Zika Warning Is Issued Over Sperm Banks in the Miami Area


Women who are considering trying to become pregnant with semen from sperm banks in the Miami-Dade County area of Florida should consider the possibility that sperm collected as far back as mid-June might be infected with the Zika virus, federal health officials said Monday.

The officials said the new warning was driven by caution, not by any evidence of infected semen from sperm banks or of babies with Zika-linked brain damage who were conceived with donated sperm.

The officials said a recent analysis of Zika cases in Florida found some cases in which Health Department investigators could not determine the exact place infection occurred. And since Zika has been found to persist in semen for up to six months, “there is a small potential risk of Zika virus transmission associated with exposure to semen from male residents in the Florida tri-county area of Miami-Dade, Palm Beach and Broward Counties since June 15, 2016,” the Centers for Disease Control and Prevention said in a statement.
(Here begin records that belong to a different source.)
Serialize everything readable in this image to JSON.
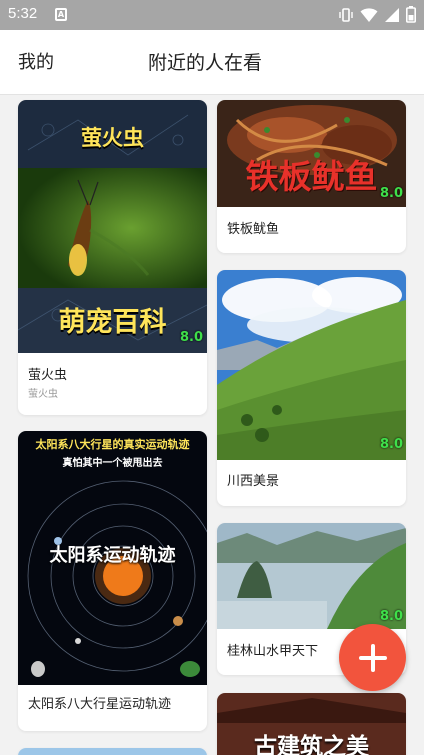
{
  "status": {
    "time": "5:32",
    "notification_icon": "A"
  },
  "header": {
    "mine": "我的",
    "title": "附近的人在看"
  },
  "cards": [
    {
      "title": "萤火虫",
      "subtitle": "萤火虫",
      "overlay_top": "萤火虫",
      "overlay_bottom": "萌宠百科",
      "score": "8.0"
    },
    {
      "title": "铁板鱿鱼",
      "overlay": "铁板鱿鱼",
      "score": "8.0"
    },
    {
      "title": "川西美景",
      "score": "8.0"
    },
    {
      "title": "太阳系八大行星运动轨迹",
      "overlay_line1": "太阳系八大行星的真实运动轨迹",
      "overlay_line2": "真怕其中一个被甩出去",
      "overlay_center": "太阳系运动轨迹"
    },
    {
      "title": "桂林山水甲天下",
      "score": "8.0"
    },
    {
      "overlay": "古建筑之美"
    }
  ],
  "fab": {
    "icon": "plus-icon",
    "color": "#f2543d"
  }
}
At a news briefing, Dr. Peter W. Marks, the director of the Food and Drug Administration’s Center for Biologics Evaluation and Research, said, “When semen is donated, it can be stored frozen for significant periods of time, and that doesn’t necessarily inactivate the Zika virus.”

Dr. Matthew J. Kuehnert, the director of the C.D.C.’s Office of Blood, Organ and Other Tissue Safety, said at the briefing that “there have been no suspected cases from donor semen,” but that an analysis found “cases of people who are residents of Palm Beach County and Broward County in which the exposure was uncertain.”

As a result, said Dr. Denise Jamieson, the incident commander of the C.D.C.’s Zika emergency response, “Some people in the area may have not realized they are at risk.”

Dr. Jamieson said the agency was also extending the time frame of potential concern from July 29, when officials identified cases of suspected local transmission in that area of Florida, back to June 15, the date of the agency’s first Zika travel advisory regarding pregnant women. She said that since then, about 85,000 women had become pregnant in the tri-county area, including about 5,000 who might have used fertility methods like intrauterine insemination.

According to the Florida Health Department, there have been 280 cases of locally transmitted Zika infection in Florida and an additional 38 cases in which the transmission location is undetermined.

Dr. Marks said there was not yet a licensed test that the counties’ 12 sperm banks could use to detect Zika virus in semen. So, he said, “if you’re a woman who is considering using donated semen samples that have been collected during this period of time, you need to have a conversation with your provider about potential benefits and risks of using it.”